Furthermore, in contrast to the WHO set values, but similar to previous reports from Nigeria and Iran, our females had higher cut off values for WC than males21,37,61. These disparities from the WHO normal values underpin the value of locally derived cut off levels, or at the least, an awareness of the need to apply lifestyle guidelines to those within close range of set guidelines. Our findings further buttress the sensitivity of anthropometric cut off values to socio-cultural and economic differences. For example, compared to a previous study in Nigeria we obtained slightly lower cut off values for WC and WHtR in males, and WC in females; but higher values for WHtR and BMI in females37. This disparity may be explained by differences in the population selection between the two studies. While our population was selected directly from the community irrespective of religion and socioeconomic status, the previous study population was church based. The possibility of the church based population being guided by socio-cultural practices different from those of the general community may not be unlikely.

The major strengths of this study include the population sampling, robust sample size, and the use of door to door recruitment of participants. In addition, the use of multiple measures of obesity enabled us explore and determine the most predictive measures for hypertension and the potential clinical utility of these measures. With the use of robust statistical methods, we demonstrated the variability in cut off levels for some measures of obesity that are distinct from already set values which underscores the need for further research in our population to validate these findings.

We acknowledge that this study is limited in being reflective of the scenario in urban Lagos, where the influences of modernization may be more profound, thus driving the higher prevalence rates documented. However, the city of Lagos is mixed-income, urban and peri-urban, and the most cosmopolitan in Nigeria with representation of nearly all ethnic groups, and the sample is probably representative of the average urban scenario. The study findings should be interpreted in this context with future comparisons based on the population profile.
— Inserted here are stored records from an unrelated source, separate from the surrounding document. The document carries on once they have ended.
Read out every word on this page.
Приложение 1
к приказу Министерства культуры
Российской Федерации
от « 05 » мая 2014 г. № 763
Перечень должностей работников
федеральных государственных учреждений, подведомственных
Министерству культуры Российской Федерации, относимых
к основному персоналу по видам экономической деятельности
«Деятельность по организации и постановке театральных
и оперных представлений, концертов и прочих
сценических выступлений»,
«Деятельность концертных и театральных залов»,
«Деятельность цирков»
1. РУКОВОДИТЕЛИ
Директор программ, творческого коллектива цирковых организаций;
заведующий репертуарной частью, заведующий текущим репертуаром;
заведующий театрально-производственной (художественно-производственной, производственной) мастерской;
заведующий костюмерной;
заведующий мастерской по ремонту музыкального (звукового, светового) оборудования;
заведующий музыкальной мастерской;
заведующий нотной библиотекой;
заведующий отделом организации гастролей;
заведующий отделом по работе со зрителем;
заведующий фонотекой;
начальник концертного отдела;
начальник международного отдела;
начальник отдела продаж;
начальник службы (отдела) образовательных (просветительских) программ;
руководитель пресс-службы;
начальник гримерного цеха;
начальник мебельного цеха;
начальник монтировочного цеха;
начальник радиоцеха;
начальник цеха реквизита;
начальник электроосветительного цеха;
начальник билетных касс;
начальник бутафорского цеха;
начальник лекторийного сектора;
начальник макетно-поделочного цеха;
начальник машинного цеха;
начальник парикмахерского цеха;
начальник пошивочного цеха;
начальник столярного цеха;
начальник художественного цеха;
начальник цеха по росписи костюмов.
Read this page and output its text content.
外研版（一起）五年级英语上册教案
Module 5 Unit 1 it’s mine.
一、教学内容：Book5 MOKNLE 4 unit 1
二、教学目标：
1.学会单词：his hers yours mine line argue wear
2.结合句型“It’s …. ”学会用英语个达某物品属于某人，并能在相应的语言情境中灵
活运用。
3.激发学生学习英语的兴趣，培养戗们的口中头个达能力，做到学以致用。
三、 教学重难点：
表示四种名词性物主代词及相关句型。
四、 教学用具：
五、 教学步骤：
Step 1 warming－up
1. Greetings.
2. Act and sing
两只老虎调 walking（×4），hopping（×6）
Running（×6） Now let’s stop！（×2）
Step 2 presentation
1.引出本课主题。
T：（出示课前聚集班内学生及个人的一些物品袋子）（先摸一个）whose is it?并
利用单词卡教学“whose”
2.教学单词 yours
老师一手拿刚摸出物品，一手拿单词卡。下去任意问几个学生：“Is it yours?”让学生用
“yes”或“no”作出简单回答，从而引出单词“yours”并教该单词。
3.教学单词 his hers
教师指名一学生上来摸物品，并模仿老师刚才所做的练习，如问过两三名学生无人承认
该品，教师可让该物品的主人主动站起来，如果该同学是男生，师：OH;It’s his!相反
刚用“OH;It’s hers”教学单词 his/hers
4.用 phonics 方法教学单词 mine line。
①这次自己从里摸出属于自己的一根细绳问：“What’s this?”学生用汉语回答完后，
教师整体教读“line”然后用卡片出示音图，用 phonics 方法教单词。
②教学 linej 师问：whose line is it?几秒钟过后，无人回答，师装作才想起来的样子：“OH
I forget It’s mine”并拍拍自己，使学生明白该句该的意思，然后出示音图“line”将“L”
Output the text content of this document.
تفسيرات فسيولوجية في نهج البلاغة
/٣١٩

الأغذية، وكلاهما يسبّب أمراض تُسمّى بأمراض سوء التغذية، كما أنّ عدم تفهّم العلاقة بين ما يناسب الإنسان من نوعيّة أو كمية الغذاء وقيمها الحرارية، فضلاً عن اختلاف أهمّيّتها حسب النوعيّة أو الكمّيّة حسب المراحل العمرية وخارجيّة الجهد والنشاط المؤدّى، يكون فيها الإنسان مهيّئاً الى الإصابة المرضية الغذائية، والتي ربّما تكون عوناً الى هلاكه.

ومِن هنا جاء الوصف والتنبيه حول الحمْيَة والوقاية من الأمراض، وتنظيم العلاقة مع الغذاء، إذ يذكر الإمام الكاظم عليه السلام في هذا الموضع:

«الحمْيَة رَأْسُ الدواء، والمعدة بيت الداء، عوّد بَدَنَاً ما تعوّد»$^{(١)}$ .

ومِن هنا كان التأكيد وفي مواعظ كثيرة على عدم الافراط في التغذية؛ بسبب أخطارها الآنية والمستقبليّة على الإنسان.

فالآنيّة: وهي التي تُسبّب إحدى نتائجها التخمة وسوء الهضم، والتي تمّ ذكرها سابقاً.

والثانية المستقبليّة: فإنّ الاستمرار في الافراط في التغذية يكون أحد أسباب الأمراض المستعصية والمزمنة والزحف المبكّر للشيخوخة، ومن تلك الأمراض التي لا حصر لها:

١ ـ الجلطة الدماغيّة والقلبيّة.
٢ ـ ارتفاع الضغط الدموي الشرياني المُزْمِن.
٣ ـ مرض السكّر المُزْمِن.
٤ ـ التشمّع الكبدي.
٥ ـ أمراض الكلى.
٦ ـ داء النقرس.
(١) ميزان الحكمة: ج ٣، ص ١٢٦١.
The study demonstrates the current relatively high prevalence of obesity and overweight in urban adults in Nigeria, and provides robust data that can be applied to highlight the imperative need to reinforce and implement preventive strategies to change the paradigm.

Furthermore, we demonstrate that both BMI and the anthropometric indices of central adiposity are important contributors to the development of hypertension. However, the anthropometric indices of central adiposity (WHR, CI, AVI, WC, WHtR) may be more predictive of hypertension, and we propose their routine incorporation into clinical practice instead of the over reliance on BMI alone. Thirdly, our findings highlight the relative impreciseness of cutoffs and caution that population specific ranges or cutoff values may be a more practical guide for guiding or benchmarking implementation of lifestyle modifications in practice. We acknowledge that our findings require further corroboration in the context of our population.